The piece itself is written in two movements, each one of which is divided into distinct sub-sections. The expressive range across this sub twenty-five minute work is remarkable and all the more so for the way Salzedo coheres the music together. Conway points out the way Salzedo uses dance rhythms allied to melodies of a distinctly middle-eastern/Sephardic flavour which alongside an improvisatory character gives the music a quite unique style. The final five minutes of the quartet build a climax a wonderfully frenzied climax with stamping bass rhythms supporting an ever-more frenetic wild dance in the first violin before one final gesture of dismissal. This really is a very fine quartet played with exactly the requisite fervour. Certainly its relative neglect is unfathomable and if you respond to similar works by Frankel, Leighton or Daniel Jones this demands to be heard. Salzedo's musical language is tonally centred but using high levels of dissonance and also sourcing elements of other cultures that is probably more common today than it was at the time of its writing.

For his final essay in the genre Salzedo returned to a single movement form for his 10th String Quartet. The musical language and the rhythmic energy are very similar to the 5th proving that the composer's energy and dynamic style was undimmed although the works were written over forty years apart. The quartet was written in 1997, the year Salzedo gave up composing through increasing ill-health - it carries the opus 140 of the total of 143 - but this is no work tinged by intimations of mortality. The compositional technique is ever more refined but in fact the momentum and thrust of the work is what impresses from the opening perpetuum mobile - a hint of Shostakovich out of Ginastera perhaps - through to the closing pages of high energy dissonance. To quote Conway once more; "the bravura closing bars are a fittingly triumphant and celebratory conclusion to one of the most individual and searching string quartet cycles in twentieth-century British music". That strikes me as exactly right. Again the Archaeus Quartet provide a performance of searing commitment.

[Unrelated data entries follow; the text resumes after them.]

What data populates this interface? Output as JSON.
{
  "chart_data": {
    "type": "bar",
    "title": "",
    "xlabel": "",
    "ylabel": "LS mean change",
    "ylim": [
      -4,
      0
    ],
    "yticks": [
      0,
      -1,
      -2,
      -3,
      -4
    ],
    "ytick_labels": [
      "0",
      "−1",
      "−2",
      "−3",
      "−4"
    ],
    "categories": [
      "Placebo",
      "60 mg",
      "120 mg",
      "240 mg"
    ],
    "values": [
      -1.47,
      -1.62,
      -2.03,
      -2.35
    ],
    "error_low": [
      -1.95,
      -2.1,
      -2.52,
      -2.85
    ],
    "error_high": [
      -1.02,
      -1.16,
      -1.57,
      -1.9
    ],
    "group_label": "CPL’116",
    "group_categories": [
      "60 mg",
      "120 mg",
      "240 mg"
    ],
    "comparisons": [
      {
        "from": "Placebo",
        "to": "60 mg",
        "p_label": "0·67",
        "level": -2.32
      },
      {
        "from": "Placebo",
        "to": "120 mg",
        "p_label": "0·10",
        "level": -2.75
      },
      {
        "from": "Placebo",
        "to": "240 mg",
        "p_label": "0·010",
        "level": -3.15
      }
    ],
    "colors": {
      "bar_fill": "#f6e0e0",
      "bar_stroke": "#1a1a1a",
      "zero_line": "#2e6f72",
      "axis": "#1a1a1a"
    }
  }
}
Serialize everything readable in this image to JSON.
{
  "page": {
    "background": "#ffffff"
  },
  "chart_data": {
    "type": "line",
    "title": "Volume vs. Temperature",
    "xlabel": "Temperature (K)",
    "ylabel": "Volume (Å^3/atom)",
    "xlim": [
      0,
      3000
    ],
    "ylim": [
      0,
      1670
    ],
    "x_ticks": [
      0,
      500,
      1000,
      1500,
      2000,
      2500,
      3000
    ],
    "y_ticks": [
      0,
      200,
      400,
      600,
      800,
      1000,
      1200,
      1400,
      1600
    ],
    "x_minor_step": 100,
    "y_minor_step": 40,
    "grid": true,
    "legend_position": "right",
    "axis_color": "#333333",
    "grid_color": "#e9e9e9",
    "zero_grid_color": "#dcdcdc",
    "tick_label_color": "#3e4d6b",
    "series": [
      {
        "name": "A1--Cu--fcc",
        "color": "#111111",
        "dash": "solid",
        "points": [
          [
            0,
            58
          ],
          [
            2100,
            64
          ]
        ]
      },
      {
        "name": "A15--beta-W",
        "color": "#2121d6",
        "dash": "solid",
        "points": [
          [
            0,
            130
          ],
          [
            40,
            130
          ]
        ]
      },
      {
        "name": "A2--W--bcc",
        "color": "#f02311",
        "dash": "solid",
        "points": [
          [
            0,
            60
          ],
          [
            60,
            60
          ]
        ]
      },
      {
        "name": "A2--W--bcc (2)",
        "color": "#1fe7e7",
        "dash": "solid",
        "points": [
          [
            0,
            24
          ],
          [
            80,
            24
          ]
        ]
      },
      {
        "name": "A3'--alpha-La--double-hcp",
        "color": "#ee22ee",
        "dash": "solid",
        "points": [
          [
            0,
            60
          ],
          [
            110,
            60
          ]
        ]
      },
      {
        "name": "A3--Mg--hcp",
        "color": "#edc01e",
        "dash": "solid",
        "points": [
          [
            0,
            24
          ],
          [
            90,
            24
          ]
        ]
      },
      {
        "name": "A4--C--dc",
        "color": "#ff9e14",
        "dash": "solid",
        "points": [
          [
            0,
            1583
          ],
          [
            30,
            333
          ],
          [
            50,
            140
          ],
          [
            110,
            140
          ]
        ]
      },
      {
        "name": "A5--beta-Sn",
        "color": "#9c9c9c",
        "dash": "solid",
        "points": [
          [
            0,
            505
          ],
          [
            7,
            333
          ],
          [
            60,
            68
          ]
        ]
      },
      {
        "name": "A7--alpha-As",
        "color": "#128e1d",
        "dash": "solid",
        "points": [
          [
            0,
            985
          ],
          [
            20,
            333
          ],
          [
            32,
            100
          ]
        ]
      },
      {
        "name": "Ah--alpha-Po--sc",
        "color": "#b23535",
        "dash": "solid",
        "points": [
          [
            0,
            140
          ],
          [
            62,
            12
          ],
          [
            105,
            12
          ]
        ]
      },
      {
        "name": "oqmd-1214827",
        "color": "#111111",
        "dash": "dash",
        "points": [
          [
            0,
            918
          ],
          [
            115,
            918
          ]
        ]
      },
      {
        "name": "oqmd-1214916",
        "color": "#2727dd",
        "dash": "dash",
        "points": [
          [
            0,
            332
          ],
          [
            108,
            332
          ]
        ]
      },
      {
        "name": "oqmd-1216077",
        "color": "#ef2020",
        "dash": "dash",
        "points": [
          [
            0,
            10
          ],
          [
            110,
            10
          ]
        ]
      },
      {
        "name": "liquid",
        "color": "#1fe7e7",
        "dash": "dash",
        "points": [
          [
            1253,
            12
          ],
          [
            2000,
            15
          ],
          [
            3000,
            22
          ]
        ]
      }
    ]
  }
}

Indeed, commitment is very much the watchword of this entire disc - it is clearly a labour of love. The label is producer Mike Purton's own, the liner is beautifully produced; well-illustrated as well as informative and printed on high quality paper. Purton contributes a personal note making clear his own friendship with Salzedo which goes back over many years. Both for the quality of the music it promotes and the excellence of the technical and musical presentation this disc deserves every success. Also mentioned in the liner is the work and support of The Leonard Salzedo Society. I hope very much that this disc will be the first of many more to showcase the brilliance of one of Britain's most underrated but individual composers.